“啊——!”
林羽发出一声压抑的嘶吼,牙关咬得咯咯作响,口腔中满是铁锈味的血腥。
他强行稳住心神,将所有涌来的负面情绪,所有痛苦的记忆,如烙印一般,狠狠地注入身前的银羽之中!
嗡——!
银羽刀身发出一声哀鸣,原本光洁如镜的刀面上,竟浮现出蛛网般的细密裂痕,与他左眼的裂纹如出一辙。
但与此同时,一股强大无匹的吸力从刀身中爆发,将他体内那些暴走、衰败的老化查克拉尽数鲸吞!
仪式进行到了最后一刻。
林羽的意识已经模糊,身体摇摇欲坠。
在他彻底昏厥前的最后一瞬,他朦胧地看见,一直敞开着的银羽刀鞘,仿佛有了生命一般,缓缓地、温柔地自行闭合,将伤痕累累的刀身收纳其中。
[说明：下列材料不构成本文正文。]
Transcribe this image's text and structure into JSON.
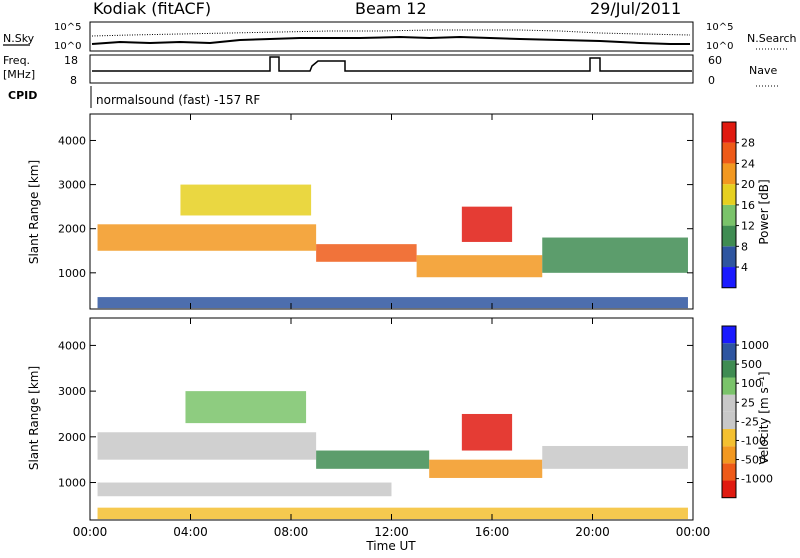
{
  "header": {
    "station": "Kodiak (fitACF)",
    "beam": "Beam 12",
    "date": "29/Jul/2011"
  },
  "params": {
    "nsky_label": "N.Sky",
    "nsearch_label": "N.Search",
    "freq_label_1": "Freq.",
    "freq_label_2": "[MHz]",
    "nave_label": "Nave",
    "cpid_label": "CPID",
    "cpid_text": "normalsound (fast) -157 RF",
    "noise_ticks_left": [
      "10^5",
      "10^0"
    ],
    "noise_ticks_right": [
      "10^5",
      "10^0"
    ],
    "freq_ticks": [
      "18",
      "8"
    ],
    "nave_ticks": [
      "60",
      "0"
    ]
  },
  "colors": {
    "power": [
      "#1a1aff",
      "#2e55a0",
      "#3f8c52",
      "#7ac36a",
      "#e6d020",
      "#f29820",
      "#ee5a18",
      "#e01a10"
    ],
    "velocity": [
      "#e01a10",
      "#ee5a18",
      "#f29820",
      "#f4c030",
      "#c8c8c8",
      "#c8c8c8",
      "#7ac36a",
      "#3f8c52",
      "#2e55a0",
      "#1a1aff"
    ]
  },
  "chart_data": [
    {
      "type": "heatmap",
      "panel": "power",
      "xlabel": "",
      "ylabel": "Slant Range [km]",
      "ylim": [
        180,
        4600
      ],
      "yticks": [
        "4000",
        "3000",
        "2000",
        "1000"
      ],
      "xlim_hours": [
        0,
        24
      ],
      "colorbar_label": "Power [dB]",
      "colorbar_ticks": [
        "28",
        "24",
        "20",
        "16",
        "12",
        "8",
        "4"
      ],
      "bands": [
        {
          "t0": 0.3,
          "t1": 9.0,
          "r0": 1500,
          "r1": 2100,
          "level": 5
        },
        {
          "t0": 9.0,
          "t1": 13.0,
          "r0": 1250,
          "r1": 1650,
          "level": 6
        },
        {
          "t0": 13.0,
          "t1": 18.0,
          "r0": 900,
          "r1": 1400,
          "level": 5
        },
        {
          "t0": 18.0,
          "t1": 23.8,
          "r0": 1000,
          "r1": 1800,
          "level": 2
        },
        {
          "t0": 3.6,
          "t1": 8.8,
          "r0": 2300,
          "r1": 3000,
          "level": 4
        },
        {
          "t0": 14.8,
          "t1": 16.8,
          "r0": 1700,
          "r1": 2500,
          "level": 7
        },
        {
          "t0": 0.3,
          "t1": 23.8,
          "r0": 200,
          "r1": 450,
          "level": 1
        }
      ]
    },
    {
      "type": "heatmap",
      "panel": "velocity",
      "xlabel": "Time UT",
      "ylabel": "Slant Range [km]",
      "ylim": [
        180,
        4600
      ],
      "yticks": [
        "4000",
        "3000",
        "2000",
        "1000"
      ],
      "xlim_hours": [
        0,
        24
      ],
      "xticks": [
        "00:00",
        "04:00",
        "08:00",
        "12:00",
        "16:00",
        "20:00",
        "00:00"
      ],
      "colorbar_label": "Velocity [m s⁻¹]",
      "colorbar_ticks": [
        "1000",
        "500",
        "100",
        "25",
        "-25",
        "-100",
        "-500",
        "-1000"
      ],
      "bands": [
        {
          "t0": 0.3,
          "t1": 9.0,
          "r0": 1500,
          "r1": 2100,
          "level": 4
        },
        {
          "t0": 0.3,
          "t1": 12.0,
          "r0": 700,
          "r1": 1000,
          "level": 4
        },
        {
          "t0": 3.8,
          "t1": 8.6,
          "r0": 2300,
          "r1": 3000,
          "level": 6
        },
        {
          "t0": 9.0,
          "t1": 13.5,
          "r0": 1300,
          "r1": 1700,
          "level": 7
        },
        {
          "t0": 13.5,
          "t1": 18.0,
          "r0": 1100,
          "r1": 1500,
          "level": 2
        },
        {
          "t0": 14.8,
          "t1": 16.8,
          "r0": 1700,
          "r1": 2500,
          "level": 0
        },
        {
          "t0": 18.0,
          "t1": 23.8,
          "r0": 1300,
          "r1": 1800,
          "level": 4
        },
        {
          "t0": 0.3,
          "t1": 23.8,
          "r0": 200,
          "r1": 450,
          "level": 3
        }
      ]
    }
  ]
}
那动作,像极了一只看尽世间沧桑后,终于得以安歇的、疲惫的眼睛。
数日后。
鼬在演武场找到了正在进行基础体术训练的林羽。
他看着对方那双恢复了清澈与神采的眼睛,沉默了片刻,开口问道:“伤,好了?”
林羽停下动作,用毛巾擦了擦汗,脸上露出一个轻松的笑容:“嗯,老得慢一点了。”
一句没头没尾的玩笑话,鼬却听懂了。
他没有再追问,只是将一个新制的忍具包递了过去。
林羽接过,入手感觉比寻常的忍具包要厚实一些。
他疑惑地打开,发现在忍具包的内层,缝着一块半个巴掌大的暗红色布条。
那布料的质感和颜色,他无比熟悉。
正是多年前,鼬为了从叛忍手中救下他,用身体替他挡下致命苦无时,被划破的那件上衣的衣角。
林羽的指尖在那块布条上轻轻拂过,心中一片温热。
兄弟之间,有些话,永远不必说出口。
当夜,月华如水。
林羽独自坐在廊下,用上好的绸布细细擦拭着银羽。
经过分流术的洗礼,刀身上的裂纹已经消失,取而代之的是一种内敛深沉的质感,仿佛承载了千钧的重量。
现在的银羽,握在手中,不再仅仅是一把冰冷的武器。
林羽甚至能感觉到,刀身内部传来一阵与自己血脉相连的、微弱的悸动。
它就像一头暂时沉睡的巨兽,蛰伏着,等待着。
林羽擦拭的动作很慢,很专注。
他知道,从南贺川底的那一夜起,这把刀,或者说他自己,都已经和过去截然不同了。
它不再是一件死物。
它,是他的另一只眼睛。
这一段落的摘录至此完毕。